Das Buch ist der zweite Band einer Reihe, allerdings kann man ihn problemlos ohne Kenntnis des Vorgängerbandes lesen. Die Geschichte spielt in der gemütlichen Kleinstadt Storylake. Hier kennt jeder jeden und bald hatte ich als Leser auch das Gefühl jeden Bewohner des Städtchens zu kennen. Es herrscht wunderbare Kleinstadtatmosphäre. Sehr schön ist der Übersichtsplan zu Anfang des Buches, in dem alle wichtigen Häuser, Bewohner und Institutionen von Storylake eingezeichnet sind.
Die beiden Protagonisten habe ich sofort ins Herz geschlossen. Zum einen ist da die chaotische, liebenswerte Zoey. Und zum anderen der äußerst sympathische Anwalt Gage. Auch Nebenfiguren wie Zoeys beste Freundin oder Gages Familie sind gut ausgearbeitete Charaktere, so dass man sie sich prima vorstellen kann. Ganz besonders mochte ich auch die vielen Tiere, die die Story durch kleine Episoden bereichern. Und hier sprechen wir nicht nur von gewöhnlichen Haustieren, sondern auch von Wildtieren wie dem Waschbär Bertha und dem wildlebenden, aber trotzdem warum auch immer irgendwie halbzahmen Adler.

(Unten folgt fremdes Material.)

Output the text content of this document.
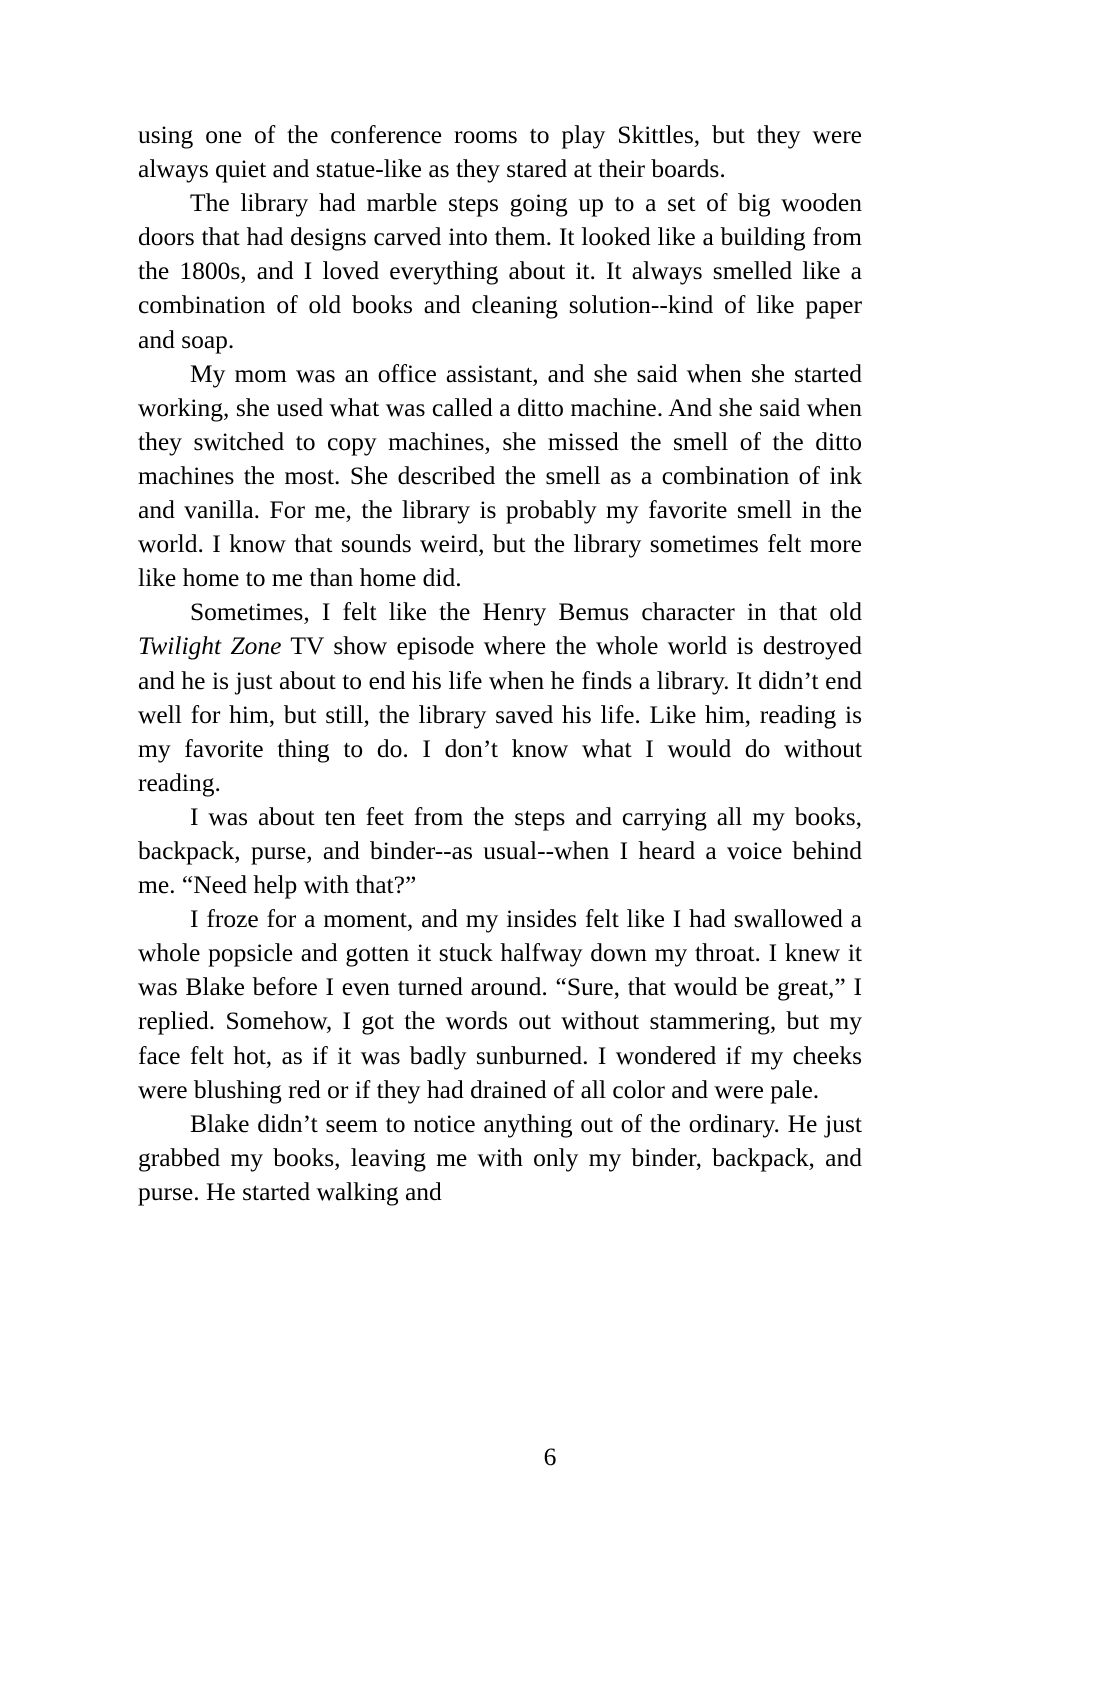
using one of the conference rooms to play Skittles, but they were always quiet and statue-like as they stared at their boards.

The library had marble steps going up to a set of big wooden doors that had designs carved into them. It looked like a building from the 1800s, and I loved everything about it. It always smelled like a combination of old books and cleaning solution--kind of like paper and soap.

My mom was an office assistant, and she said when she started working, she used what was called a ditto machine. And she said when they switched to copy machines, she missed the smell of the ditto machines the most. She described the smell as a combination of ink and vanilla. For me, the library is probably my favorite smell in the world. I know that sounds weird, but the library sometimes felt more like home to me than home did.

Sometimes, I felt like the Henry Bemus character in that old Twilight Zone TV show episode where the whole world is destroyed and he is just about to end his life when he finds a library. It didn’t end well for him, but still, the library saved his life. Like him, reading is my favorite thing to do. I don’t know what I would do without reading.

I was about ten feet from the steps and carrying all my books, backpack, purse, and binder--as usual--when I heard a voice behind me. “Need help with that?”

I froze for a moment, and my insides felt like I had swallowed a whole popsicle and gotten it stuck halfway down my throat. I knew it was Blake before I even turned around. “Sure, that would be great,” I replied. Somehow, I got the words out without stammering, but my face felt hot, as if it was badly sunburned. I wondered if my cheeks were blushing red or if they had drained of all color and were pale.

Blake didn’t seem to notice anything out of the ordinary. He just grabbed my books, leaving me with only my binder, backpack, and purse. He started walking and

6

Der Schreibstil ist extrem witzig. Ich musste manchmal richtiggehend Tränen lachen. Allerdings gab es für meinen Teil mitunter echte Länge, was daran liegen mag, dass mich nicht alle Episoden im Buch interessiert haben. Zwar mochte ich die Liebesgeschichte um Zoey und Gage sehr gern. Auch die Probleme, die jeder der beiden hat, empfand ich als spannend. Und natürlich die Szenen mit den Tieren. Der Kleinkrieg, den Storylake mit der Nachbargemeinde führt, das traditionelle Bingo und so weiter sind mir aber zu sehr aufgebauscht. Störend empfinde ich auch die häufigen Ausdrücke. Am Anfang ist das noch witzig. Aber wenn gefühlt auf jeder Seite das Wort „Kackwaffel“ vorkommt ist das doch etwas viel des Guten.
Der Kern des Buches, die eigentliche Liebesgeschichte ist wunderbar zu lesen, hätte für meinen Geschmack gern noch mehr Raum einnehmen können und etwas mehr Drama und Herzschmerz beinhalten dürfen.